Little progress has been made over the past year on the most pivotal and hardest work of decommissioning the Fukushima Daiichi power plant — how to remove the nuclear residue from the meltdown. Japan’s International Research Institute for Nuclear Decommissioning estimated that the total weight of nuclear waste mix from melted fuel rods and other materials in pressure vessels that melted during the accident could be 880 tons.
Since the end of 2011, No. 1 to No. 3 units have been in a stable state of low temperature cooling, but the internal radiation is still very high, making it difficult for personnel to work in close proximity. Relevant work has to rely on remote tools such as remotely controlled robots and mechanical arms, but not a single piece of nuclear residue has been removed so far. The Tokyo Electric Power Company (TEPCO) said it plans to first try to remove the nuclear residue from unit 2 this year.
Hiroaki Koide, a retired researcher at Kyoto University, said the Japanese government and TEPCO’s 30-40 year “roadmap” for decommissioning the reactors was an “illusion” that could not be achieved because it would be “impossible even in 100 years” to remove the large amount of scattered nuclear debris, which would have to be sealed in a “sarcophagus.”
File photo taken on Nov. 12, 2011 shows the exterior of Fukushima Daiichi nuclear plant in Fukushima Prefecture, Japan. (Xinhua)
In April last year, the Japanese government officially decided to discharge the nuclear contaminated water into the sea starting in the spring of 2023. The contaminated water at the Fukushima Daiichi Nuclear Power Plant contains radioactive cesium, strontium, tritium and other radioactive substances.
The Japanese government and TEPCO said the Advanced Liquid Processing System (ALPS), a multi-nuclide removal system, can remove 62 radioactive substances except tritium, which is difficult to remove from water.
Japanese fishing groups strongly oppose the plan to discharge contaminated water into the sea. Opposition parties, including the Constitutional Democratic Party of Japan, also criticized the Japanese government’s plan and demanded its withdrawal.
About 60 percent of the 42 mayors in the disaster-stricken Fukushima, Miyagi and Iwate prefectures opposed the decision. The Japan Federation of Bar Associations submitted a statement opposing the plan to Japanese Prime Minister Fumio Kishida and others, urging the government to consider other measures, such as mixing contaminated water with cement and sand.

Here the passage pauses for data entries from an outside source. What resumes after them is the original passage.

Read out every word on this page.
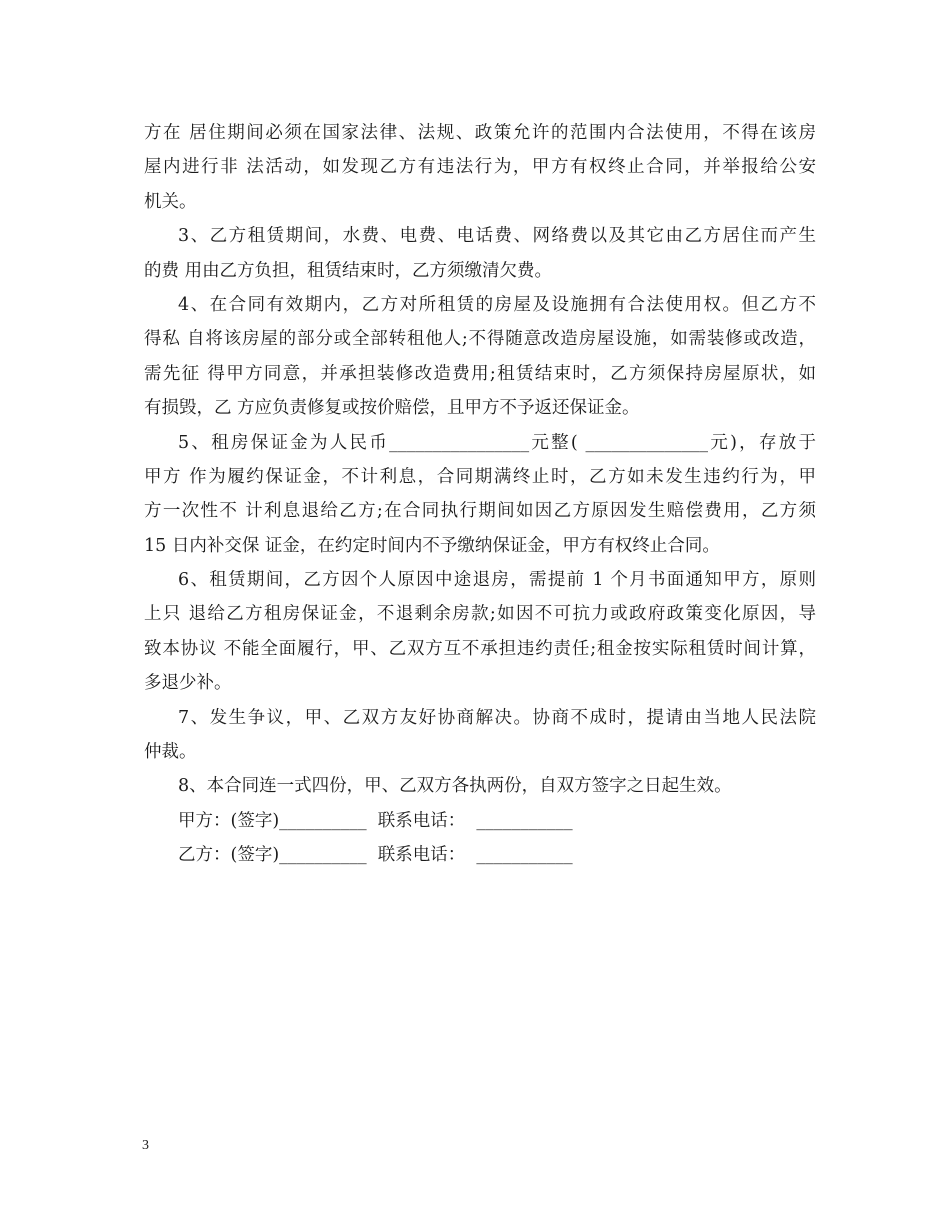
方在 居住期间必须在国家法律、法规、政策允许的范围内合法使用，不得在该房
屋内进行非 法活动，如发现乙方有违法行为，甲方有权终止合同，并举报给公安
机关。
3、乙方租赁期间，水费、电费、电话费、网络费以及其它由乙方居住而产生
的费 用由乙方负担，租赁结束时，乙方须缴清欠费。
4、在合同有效期内，乙方对所租赁的房屋及设施拥有合法使用权。但乙方不
得私 自将该房屋的部分或全部转租他人;不得随意改造房屋设施，如需装修或改造，
需先征 得甲方同意，并承担装修改造费用;租赁结束时，乙方须保持房屋原状，如
有损毁，乙 方应负责修复或按价赔偿，且甲方不予返还保证金。
5、租房保证金为人民币________________元整( ______________元)，存放于
甲方 作为履约保证金，不计利息，合同期满终止时，乙方如未发生违约行为，甲
方一次性不 计利息退给乙方;在合同执行期间如因乙方原因发生赔偿费用，乙方须
15 日内补交保 证金，在约定时间内不予缴纳保证金，甲方有权终止合同。
6、租赁期间，乙方因个人原因中途退房，需提前 1 个月书面通知甲方，原则
上只 退给乙方租房保证金，不退剩余房款;如因不可抗力或政府政策变化原因，导
致本协议 不能全面履行，甲、乙双方互不承担违约责任;租金按实际租赁时间计算，
多退少补。
7、发生争议，甲、乙双方友好协商解决。协商不成时，提请由当地人民法院
仲裁。
8、本合同连一式四份，甲、乙双方各执两份，自双方签字之日起生效。
甲方：(签字)__________  联系电话：  ___________
乙方：(签字)__________  联系电话：  ___________
3
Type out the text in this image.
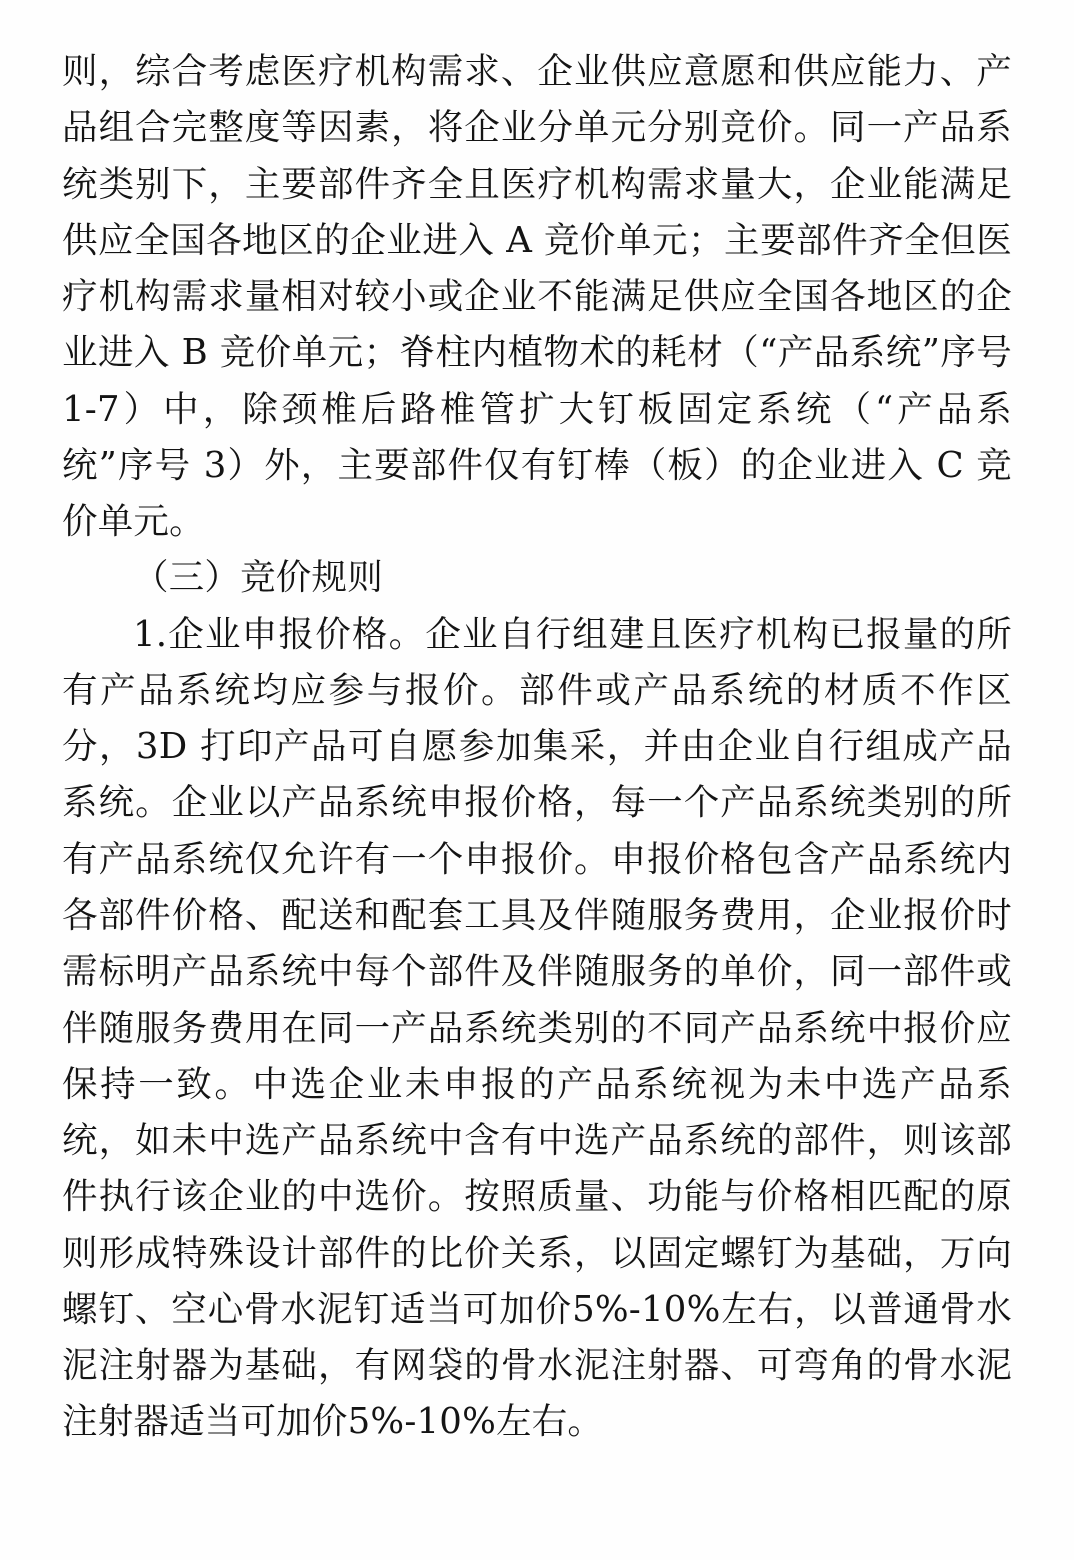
则，综合考虑医疗机构需求、企业供应意愿和供应能力、产品组合完整度等因素，将企业分单元分别竞价。同一产品系统类别下，主要部件齐全且医疗机构需求量大，企业能满足供应全国各地区的企业进入 A 竞价单元；主要部件齐全但医疗机构需求量相对较小或企业不能满足供应全国各地区的企业进入 B 竞价单元；脊柱内植物术的耗材（“产品系统”序号 1-7）中，除颈椎后路椎管扩大钉板固定系统（“产品系统”序号 3）外，主要部件仅有钉棒（板）的企业进入 C 竞价单元。

（三）竞价规则

1.企业申报价格。企业自行组建且医疗机构已报量的所有产品系统均应参与报价。部件或产品系统的材质不作区分，3D 打印产品可自愿参加集采，并由企业自行组成产品系统。企业以产品系统申报价格，每一个产品系统类别的所有产品系统仅允许有一个申报价。申报价格包含产品系统内各部件价格、配送和配套工具及伴随服务费用，企业报价时需标明产品系统中每个部件及伴随服务的单价，同一部件或伴随服务费用在同一产品系统类别的不同产品系统中报价应保持一致。中选企业未申报的产品系统视为未中选产品系统，如未中选产品系统中含有中选产品系统的部件，则该部件执行该企业的中选价。按照质量、功能与价格相匹配的原则形成特殊设计部件的比价关系，以固定螺钉为基础，万向螺钉、空心骨水泥钉适当可加价5%-10%左右，以普通骨水泥注射器为基础，有网袋的骨水泥注射器、可弯角的骨水泥注射器适当可加价5%-10%左右。
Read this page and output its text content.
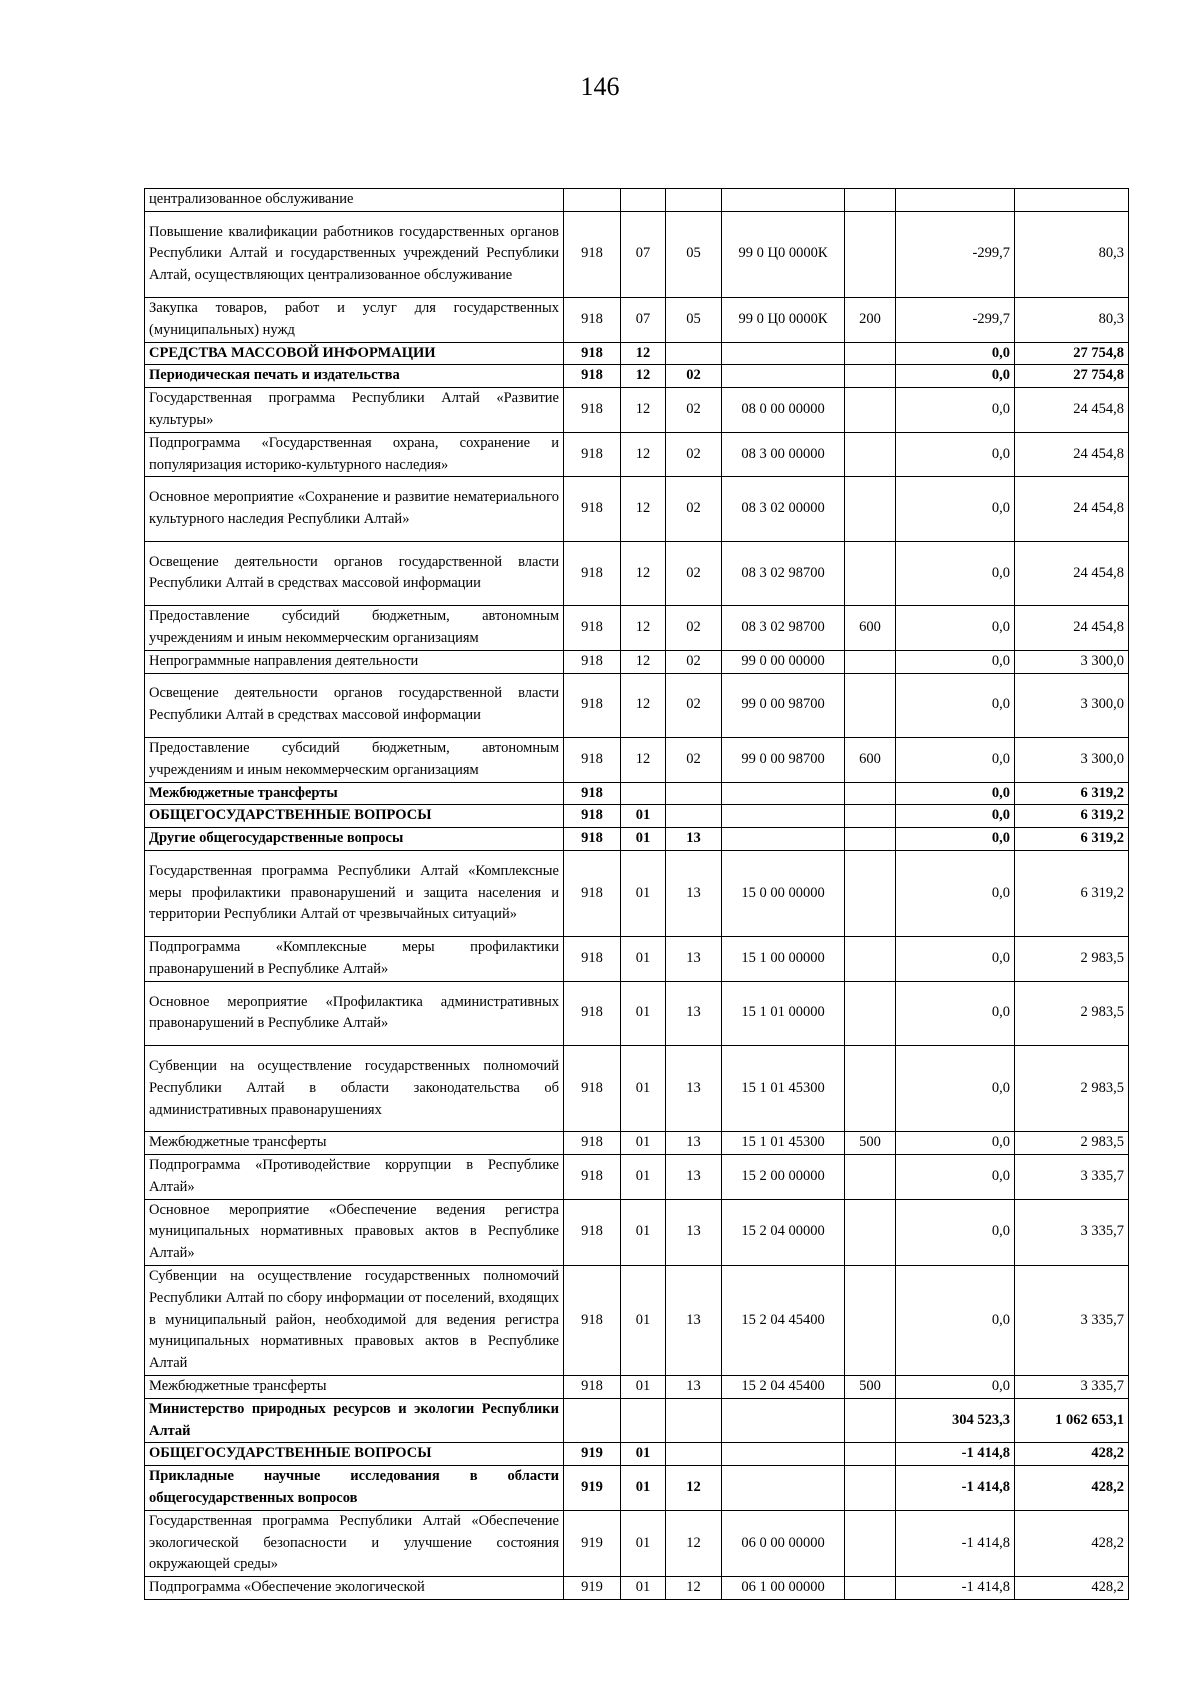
146
централизованное обслуживание							
Повышение квалификации работников государственных органов Республики Алтай и государственных учреждений Республики Алтай, осуществляющих централизованное обслуживание	918	07	05	99 0 Ц0 0000К		-299,7	80,3
Закупка товаров, работ и услуг для государственных (муниципальных) нужд	918	07	05	99 0 Ц0 0000К	200	-299,7	80,3
СРЕДСТВА МАССОВОЙ ИНФОРМАЦИИ	918	12				0,0	27 754,8
Периодическая печать и издательства	918	12	02			0,0	27 754,8
Государственная программа Республики Алтай «Развитие культуры»	918	12	02	08 0 00 00000		0,0	24 454,8
Подпрограмма «Государственная охрана, сохранение и популяризация историко-культурного наследия»	918	12	02	08 3 00 00000		0,0	24 454,8
Основное мероприятие «Сохранение и развитие нематериального культурного наследия Республики Алтай»	918	12	02	08 3 02 00000		0,0	24 454,8
Освещение деятельности органов государственной власти Республики Алтай в средствах массовой информации	918	12	02	08 3 02 98700		0,0	24 454,8
Предоставление субсидий бюджетным, автономным учреждениям и иным некоммерческим организациям	918	12	02	08 3 02 98700	600	0,0	24 454,8
Непрограммные направления деятельности	918	12	02	99 0 00 00000		0,0	3 300,0
Освещение деятельности органов государственной власти Республики Алтай в средствах массовой информации	918	12	02	99 0 00 98700		0,0	3 300,0
Предоставление субсидий бюджетным, автономным учреждениям и иным некоммерческим организациям	918	12	02	99 0 00 98700	600	0,0	3 300,0
Межбюджетные трансферты	918					0,0	6 319,2
ОБЩЕГОСУДАРСТВЕННЫЕ ВОПРОСЫ	918	01				0,0	6 319,2
Другие общегосударственные вопросы	918	01	13			0,0	6 319,2
Государственная программа Республики Алтай «Комплексные меры профилактики правонарушений и защита населения и территории Республики Алтай от чрезвычайных ситуаций»	918	01	13	15 0 00 00000		0,0	6 319,2
Подпрограмма «Комплексные меры профилактики правонарушений в Республике Алтай»	918	01	13	15 1 00 00000		0,0	2 983,5
Основное мероприятие «Профилактика административных правонарушений в Республике Алтай»	918	01	13	15 1 01 00000		0,0	2 983,5
Субвенции на осуществление государственных полномочий Республики Алтай в области законодательства об административных правонарушениях	918	01	13	15 1 01 45300		0,0	2 983,5
Межбюджетные трансферты	918	01	13	15 1 01 45300	500	0,0	2 983,5
Подпрограмма «Противодействие коррупции в Республике Алтай»	918	01	13	15 2 00 00000		0,0	3 335,7
Основное мероприятие «Обеспечение ведения регистра муниципальных нормативных правовых актов в Республике Алтай»	918	01	13	15 2 04 00000		0,0	3 335,7
Субвенции на осуществление государственных полномочий Республики Алтай по сбору информации от поселений, входящих в муниципальный район, необходимой для ведения регистра муниципальных нормативных правовых актов в Республике Алтай	918	01	13	15 2 04 45400		0,0	3 335,7
Межбюджетные трансферты	918	01	13	15 2 04 45400	500	0,0	3 335,7
Министерство природных ресурсов и экологии Республики Алтай						304 523,3	1 062 653,1
ОБЩЕГОСУДАРСТВЕННЫЕ ВОПРОСЫ	919	01				-1 414,8	428,2
Прикладные научные исследования в области общегосударственных вопросов	919	01	12			-1 414,8	428,2
Государственная программа Республики Алтай «Обеспечение экологической безопасности и улучшение состояния окружающей среды»	919	01	12	06 0 00 00000		-1 414,8	428,2
Подпрограмма «Обеспечение экологической	919	01	12	06 1 00 00000		-1 414,8	428,2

At the invitation of Japan, an investigation team of the International Atomic Energy Agency (IAEA) visited Japan on Feb. 14-18 to complete its first field investigation.
Lydie Evrard, deputy director general of the IAEA, said Japan had studied several options for treating the contaminated water, but ultimately chose the option of discharging it into the sea, and the Japanese government invited the IAEA to conduct a safety review, hoping that the agency would give basic policy support to the treatment plan. What she pointed out was that it was up to the host country to decide how to deal with the contaminated water, and that the agency provides only technical assessments, not options.
China is seriously concerned about and firmly opposes Japan’s unilateral decision to discharge the nuclear-contaminated water into the sea and its proceeding with the preparatory work, Chinese Foreign Ministry Spokesperson Zhao Lijian has said.
People rally to protest against the Japanese government
He stressed that the handling of the nuclear-contaminated water from Fukushima is never Japan’s private matter. Instead, it bears on the marine environment and public health of the whole world.
Japan should heed and respond to the appeals of neighboring countries and the international community, and rescind the wrong decision of dumping the water into the sea. “It mustn’t wantonly start the ocean discharge before reaching consensus with stakeholders and relevant international institutions through full consultations,” Zhao said.